To Play or Not to Play

I was starting to get know this certain guy. He was cool, seemed to be. He was from my part of Indian Country. He knew what my reservation was all about. Friends with my family. And then, after about a month of just texting and he tells me not to get “attached.” He has been hurt before and isn’t looking to getting into a relationship. Ohh.kay.

For one, I hate that he assumed that I wanted a relationship with him. He never made me laugh and the conversation was never deep. I am looking for that type of guy.
For two, I hate that even if he had been hurt before he was not brave enough to believe in love. It takes a real man to be hurt and believe again.
For three, I hate that he assumed that I would cheat on him like the others did. I have never cheated in the eleven years I have been in relationships but then it made me question, what he thought of himself since he already assumed I would be so disappointed in him I would cheat on him.

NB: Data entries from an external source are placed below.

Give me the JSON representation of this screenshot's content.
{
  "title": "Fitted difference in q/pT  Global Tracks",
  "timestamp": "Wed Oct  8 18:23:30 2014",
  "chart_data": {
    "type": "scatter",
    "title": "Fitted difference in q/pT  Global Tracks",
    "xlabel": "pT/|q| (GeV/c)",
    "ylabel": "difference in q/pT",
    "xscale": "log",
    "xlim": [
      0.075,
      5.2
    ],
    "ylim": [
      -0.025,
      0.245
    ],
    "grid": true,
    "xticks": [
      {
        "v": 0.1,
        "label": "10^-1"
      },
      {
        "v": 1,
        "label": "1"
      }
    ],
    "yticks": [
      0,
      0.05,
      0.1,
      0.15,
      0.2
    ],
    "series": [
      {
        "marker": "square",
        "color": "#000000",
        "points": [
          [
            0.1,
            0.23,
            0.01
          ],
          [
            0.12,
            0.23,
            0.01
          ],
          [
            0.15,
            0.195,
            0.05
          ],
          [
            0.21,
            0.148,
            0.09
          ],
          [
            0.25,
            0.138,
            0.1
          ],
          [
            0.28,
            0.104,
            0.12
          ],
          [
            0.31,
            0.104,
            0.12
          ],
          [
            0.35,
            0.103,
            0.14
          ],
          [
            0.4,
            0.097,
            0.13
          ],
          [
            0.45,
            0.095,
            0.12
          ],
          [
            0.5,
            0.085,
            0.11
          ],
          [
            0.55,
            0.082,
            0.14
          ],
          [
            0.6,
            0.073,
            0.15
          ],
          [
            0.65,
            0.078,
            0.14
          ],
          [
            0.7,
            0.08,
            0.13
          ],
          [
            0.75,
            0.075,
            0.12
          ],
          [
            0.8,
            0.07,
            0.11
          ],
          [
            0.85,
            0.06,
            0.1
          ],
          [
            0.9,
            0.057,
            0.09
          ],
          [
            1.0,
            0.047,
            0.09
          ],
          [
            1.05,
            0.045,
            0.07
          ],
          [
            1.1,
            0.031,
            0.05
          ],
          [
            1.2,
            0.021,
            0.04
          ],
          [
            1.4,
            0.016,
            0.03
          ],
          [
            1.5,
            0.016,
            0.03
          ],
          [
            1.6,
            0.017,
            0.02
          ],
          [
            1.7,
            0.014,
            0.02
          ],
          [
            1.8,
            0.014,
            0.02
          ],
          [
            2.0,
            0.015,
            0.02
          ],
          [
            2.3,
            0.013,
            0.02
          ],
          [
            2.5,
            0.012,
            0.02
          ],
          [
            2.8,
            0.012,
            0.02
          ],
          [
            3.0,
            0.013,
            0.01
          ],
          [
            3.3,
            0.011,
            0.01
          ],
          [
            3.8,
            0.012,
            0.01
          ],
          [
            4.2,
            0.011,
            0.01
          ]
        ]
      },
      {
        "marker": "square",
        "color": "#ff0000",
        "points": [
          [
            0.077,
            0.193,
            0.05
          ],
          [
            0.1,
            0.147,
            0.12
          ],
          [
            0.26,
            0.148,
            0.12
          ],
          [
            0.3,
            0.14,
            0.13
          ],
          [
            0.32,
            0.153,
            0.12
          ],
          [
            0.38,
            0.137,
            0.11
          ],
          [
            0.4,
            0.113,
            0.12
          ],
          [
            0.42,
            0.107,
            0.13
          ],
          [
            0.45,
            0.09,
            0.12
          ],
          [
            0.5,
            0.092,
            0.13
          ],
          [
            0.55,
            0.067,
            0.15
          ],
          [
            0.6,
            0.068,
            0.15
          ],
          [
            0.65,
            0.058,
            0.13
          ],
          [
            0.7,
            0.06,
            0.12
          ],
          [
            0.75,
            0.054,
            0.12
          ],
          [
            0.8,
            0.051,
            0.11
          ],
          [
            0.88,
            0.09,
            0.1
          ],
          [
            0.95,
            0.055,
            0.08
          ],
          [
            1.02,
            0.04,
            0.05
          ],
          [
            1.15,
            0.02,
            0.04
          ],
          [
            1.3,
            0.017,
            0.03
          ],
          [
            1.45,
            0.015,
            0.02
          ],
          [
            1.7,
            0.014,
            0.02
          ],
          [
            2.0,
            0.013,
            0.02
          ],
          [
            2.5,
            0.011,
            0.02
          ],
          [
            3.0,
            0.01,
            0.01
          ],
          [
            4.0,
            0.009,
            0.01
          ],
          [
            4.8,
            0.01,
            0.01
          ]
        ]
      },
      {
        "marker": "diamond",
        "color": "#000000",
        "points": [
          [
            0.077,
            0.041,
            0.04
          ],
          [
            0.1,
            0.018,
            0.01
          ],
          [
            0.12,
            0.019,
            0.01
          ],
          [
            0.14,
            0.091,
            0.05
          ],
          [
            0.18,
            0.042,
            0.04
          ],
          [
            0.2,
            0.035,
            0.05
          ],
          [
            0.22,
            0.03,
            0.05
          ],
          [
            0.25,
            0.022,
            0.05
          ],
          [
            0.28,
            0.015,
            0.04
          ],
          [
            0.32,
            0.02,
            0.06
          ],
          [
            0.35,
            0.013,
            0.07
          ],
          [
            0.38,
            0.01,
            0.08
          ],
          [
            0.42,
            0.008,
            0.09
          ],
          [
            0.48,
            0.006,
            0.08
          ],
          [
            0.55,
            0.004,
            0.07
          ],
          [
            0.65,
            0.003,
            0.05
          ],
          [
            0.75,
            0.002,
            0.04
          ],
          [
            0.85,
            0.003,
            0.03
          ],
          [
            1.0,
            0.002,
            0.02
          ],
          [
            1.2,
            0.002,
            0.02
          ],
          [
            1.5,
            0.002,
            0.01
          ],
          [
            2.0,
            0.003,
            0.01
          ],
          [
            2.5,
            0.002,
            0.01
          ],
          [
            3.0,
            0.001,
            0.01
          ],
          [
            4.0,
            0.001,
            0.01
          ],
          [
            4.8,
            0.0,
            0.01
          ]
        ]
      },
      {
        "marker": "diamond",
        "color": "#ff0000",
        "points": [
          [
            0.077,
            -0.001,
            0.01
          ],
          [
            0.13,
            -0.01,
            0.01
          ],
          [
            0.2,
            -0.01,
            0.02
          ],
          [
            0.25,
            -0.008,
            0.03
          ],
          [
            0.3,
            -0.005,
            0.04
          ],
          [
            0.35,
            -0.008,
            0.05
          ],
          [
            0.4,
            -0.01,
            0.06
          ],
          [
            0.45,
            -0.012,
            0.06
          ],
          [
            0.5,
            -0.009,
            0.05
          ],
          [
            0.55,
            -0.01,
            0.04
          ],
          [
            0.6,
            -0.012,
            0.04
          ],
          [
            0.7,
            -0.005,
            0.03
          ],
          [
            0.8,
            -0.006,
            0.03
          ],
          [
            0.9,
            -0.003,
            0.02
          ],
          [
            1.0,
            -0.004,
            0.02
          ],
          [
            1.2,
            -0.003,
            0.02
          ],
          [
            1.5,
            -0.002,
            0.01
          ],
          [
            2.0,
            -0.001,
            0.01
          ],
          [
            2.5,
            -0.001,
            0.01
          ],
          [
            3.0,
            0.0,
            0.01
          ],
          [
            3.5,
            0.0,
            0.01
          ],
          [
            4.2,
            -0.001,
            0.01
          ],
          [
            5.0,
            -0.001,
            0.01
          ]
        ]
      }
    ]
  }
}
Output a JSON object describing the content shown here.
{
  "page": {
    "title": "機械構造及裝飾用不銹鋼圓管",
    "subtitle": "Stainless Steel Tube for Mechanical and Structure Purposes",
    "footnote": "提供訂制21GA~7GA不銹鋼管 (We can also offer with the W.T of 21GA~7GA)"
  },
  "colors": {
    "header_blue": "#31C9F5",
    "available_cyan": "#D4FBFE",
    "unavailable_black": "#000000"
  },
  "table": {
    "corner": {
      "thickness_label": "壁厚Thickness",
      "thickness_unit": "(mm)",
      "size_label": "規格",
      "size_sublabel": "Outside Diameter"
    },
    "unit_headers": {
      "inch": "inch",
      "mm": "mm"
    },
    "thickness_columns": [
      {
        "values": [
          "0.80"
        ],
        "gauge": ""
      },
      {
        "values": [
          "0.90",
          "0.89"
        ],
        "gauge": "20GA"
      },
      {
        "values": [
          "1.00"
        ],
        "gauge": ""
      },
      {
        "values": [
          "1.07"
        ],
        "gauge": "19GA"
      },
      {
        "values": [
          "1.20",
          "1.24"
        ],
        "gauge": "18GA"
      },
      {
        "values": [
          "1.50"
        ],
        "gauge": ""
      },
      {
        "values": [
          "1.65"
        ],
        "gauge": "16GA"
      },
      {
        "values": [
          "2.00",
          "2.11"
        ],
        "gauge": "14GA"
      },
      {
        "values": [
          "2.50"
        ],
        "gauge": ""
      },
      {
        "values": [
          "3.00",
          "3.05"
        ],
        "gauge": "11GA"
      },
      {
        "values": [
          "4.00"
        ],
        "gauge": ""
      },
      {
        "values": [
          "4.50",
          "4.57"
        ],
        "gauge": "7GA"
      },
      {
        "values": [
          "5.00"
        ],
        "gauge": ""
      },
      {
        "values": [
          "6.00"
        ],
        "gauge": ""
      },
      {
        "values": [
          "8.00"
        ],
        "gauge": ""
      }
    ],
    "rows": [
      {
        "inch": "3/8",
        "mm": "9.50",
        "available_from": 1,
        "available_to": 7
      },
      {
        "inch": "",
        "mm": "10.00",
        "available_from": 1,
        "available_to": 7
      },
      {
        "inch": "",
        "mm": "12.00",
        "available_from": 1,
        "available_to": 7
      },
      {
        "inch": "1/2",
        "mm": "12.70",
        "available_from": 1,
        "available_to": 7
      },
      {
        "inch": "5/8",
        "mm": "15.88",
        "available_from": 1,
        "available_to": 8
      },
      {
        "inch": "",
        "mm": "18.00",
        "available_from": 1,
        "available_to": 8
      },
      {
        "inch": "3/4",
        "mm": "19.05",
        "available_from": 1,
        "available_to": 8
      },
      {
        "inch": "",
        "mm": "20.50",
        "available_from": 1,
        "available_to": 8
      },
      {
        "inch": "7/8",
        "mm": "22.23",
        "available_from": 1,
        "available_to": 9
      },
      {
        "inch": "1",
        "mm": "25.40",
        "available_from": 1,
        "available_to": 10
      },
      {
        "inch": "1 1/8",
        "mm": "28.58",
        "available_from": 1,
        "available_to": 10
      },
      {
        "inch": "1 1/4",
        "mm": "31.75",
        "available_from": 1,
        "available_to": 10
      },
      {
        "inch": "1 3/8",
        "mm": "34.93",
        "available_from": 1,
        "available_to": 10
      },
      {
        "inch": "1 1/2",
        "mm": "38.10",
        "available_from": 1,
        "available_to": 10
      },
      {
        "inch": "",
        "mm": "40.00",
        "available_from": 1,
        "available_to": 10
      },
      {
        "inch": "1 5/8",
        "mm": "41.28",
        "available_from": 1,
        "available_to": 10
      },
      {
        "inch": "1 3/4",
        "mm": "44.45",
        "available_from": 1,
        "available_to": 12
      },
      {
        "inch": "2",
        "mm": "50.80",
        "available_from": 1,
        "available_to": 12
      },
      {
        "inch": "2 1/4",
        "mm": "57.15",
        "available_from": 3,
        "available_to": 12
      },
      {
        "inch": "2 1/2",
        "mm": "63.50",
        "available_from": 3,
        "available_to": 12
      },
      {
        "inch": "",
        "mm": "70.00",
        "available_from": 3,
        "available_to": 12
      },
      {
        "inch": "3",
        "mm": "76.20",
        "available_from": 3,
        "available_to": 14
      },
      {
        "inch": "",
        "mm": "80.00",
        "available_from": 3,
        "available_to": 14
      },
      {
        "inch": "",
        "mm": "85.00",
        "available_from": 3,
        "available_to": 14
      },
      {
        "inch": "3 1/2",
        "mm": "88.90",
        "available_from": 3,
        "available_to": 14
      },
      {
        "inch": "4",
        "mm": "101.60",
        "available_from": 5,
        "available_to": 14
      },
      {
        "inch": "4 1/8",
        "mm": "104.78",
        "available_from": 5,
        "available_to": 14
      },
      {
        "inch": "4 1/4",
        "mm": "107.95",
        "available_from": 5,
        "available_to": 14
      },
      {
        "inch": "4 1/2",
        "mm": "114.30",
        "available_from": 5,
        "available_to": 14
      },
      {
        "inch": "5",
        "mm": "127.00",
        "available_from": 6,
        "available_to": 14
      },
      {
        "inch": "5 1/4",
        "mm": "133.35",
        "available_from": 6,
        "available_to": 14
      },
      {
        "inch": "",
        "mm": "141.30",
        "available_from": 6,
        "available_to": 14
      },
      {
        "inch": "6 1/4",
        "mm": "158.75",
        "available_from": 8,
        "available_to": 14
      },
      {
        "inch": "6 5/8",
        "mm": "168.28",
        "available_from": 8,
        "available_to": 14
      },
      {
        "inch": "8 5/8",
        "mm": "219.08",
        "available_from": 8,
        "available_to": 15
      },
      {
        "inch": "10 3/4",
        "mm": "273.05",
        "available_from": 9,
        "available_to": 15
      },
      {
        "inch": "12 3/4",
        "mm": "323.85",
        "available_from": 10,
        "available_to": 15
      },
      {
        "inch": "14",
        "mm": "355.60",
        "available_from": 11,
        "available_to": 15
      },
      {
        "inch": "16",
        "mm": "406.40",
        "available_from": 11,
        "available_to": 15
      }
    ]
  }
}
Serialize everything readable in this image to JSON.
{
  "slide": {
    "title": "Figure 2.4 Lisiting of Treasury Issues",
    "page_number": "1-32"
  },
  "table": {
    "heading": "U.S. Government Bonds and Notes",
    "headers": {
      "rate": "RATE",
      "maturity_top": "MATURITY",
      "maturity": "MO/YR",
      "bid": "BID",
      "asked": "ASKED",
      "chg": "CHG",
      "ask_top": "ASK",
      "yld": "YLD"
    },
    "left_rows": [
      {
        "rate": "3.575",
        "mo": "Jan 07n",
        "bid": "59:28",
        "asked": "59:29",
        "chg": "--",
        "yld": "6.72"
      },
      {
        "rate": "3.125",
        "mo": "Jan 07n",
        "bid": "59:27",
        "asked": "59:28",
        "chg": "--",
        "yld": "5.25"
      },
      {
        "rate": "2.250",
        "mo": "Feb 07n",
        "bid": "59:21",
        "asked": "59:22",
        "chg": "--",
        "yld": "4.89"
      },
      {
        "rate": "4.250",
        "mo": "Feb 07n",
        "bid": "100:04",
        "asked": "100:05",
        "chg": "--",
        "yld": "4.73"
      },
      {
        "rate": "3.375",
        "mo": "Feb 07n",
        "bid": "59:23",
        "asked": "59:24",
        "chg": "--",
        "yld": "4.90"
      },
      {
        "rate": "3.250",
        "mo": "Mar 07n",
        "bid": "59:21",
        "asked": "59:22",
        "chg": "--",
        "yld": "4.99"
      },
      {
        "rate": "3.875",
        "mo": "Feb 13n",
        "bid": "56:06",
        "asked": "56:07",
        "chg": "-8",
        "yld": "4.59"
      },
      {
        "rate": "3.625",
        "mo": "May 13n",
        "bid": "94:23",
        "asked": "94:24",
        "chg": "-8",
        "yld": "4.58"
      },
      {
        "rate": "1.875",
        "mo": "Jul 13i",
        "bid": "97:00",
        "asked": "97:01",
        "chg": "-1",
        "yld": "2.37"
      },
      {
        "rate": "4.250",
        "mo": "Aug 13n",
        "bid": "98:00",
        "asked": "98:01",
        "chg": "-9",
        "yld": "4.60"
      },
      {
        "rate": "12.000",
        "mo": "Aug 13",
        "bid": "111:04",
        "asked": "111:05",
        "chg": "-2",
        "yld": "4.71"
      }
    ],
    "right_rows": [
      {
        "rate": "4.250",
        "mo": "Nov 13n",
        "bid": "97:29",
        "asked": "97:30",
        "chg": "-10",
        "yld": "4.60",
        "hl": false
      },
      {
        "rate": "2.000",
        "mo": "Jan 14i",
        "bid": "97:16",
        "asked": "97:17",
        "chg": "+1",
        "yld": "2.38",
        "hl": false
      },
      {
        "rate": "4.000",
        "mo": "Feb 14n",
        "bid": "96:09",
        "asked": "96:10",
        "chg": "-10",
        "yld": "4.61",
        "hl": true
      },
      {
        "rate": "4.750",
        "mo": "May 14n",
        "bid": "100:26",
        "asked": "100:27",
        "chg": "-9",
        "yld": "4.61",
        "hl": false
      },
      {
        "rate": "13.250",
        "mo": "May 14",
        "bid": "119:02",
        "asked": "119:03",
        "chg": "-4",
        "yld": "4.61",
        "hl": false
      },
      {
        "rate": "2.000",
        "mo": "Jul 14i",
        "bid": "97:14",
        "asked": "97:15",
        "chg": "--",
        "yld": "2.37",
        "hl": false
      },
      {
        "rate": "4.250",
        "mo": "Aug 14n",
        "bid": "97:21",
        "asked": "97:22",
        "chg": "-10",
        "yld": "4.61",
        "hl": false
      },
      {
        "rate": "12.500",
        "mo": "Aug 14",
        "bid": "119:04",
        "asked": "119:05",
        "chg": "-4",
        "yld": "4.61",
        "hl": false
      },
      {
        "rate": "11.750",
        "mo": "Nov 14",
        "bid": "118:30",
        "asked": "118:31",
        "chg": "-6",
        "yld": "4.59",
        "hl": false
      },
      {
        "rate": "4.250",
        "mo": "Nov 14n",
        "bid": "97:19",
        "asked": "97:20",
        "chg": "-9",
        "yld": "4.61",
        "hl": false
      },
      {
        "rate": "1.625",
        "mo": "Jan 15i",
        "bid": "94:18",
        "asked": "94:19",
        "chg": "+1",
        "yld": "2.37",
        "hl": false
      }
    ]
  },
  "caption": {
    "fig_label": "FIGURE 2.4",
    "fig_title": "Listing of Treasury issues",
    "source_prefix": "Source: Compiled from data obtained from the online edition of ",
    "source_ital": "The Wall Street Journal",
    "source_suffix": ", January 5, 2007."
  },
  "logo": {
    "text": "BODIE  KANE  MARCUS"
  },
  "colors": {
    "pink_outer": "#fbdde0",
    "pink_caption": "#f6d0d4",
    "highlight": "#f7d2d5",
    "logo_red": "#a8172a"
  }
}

The outcome then leads to me to this: He assumed I would play around on him if we were together. And if he assumed that and never took our relationship seriously, then why wouldn’t I play? I would be looking for someone that would take me seriously. But, if I was not to play and he would just ruin the relationship thinking that I was. It was an ugly circle that I got out of ASAP. It would have made me someone that I was not.

People really do get what they are looking for and I wish him the best. I maybe holding out for an extremely long time for someone to make me laugh but I know I will get what I am looking for.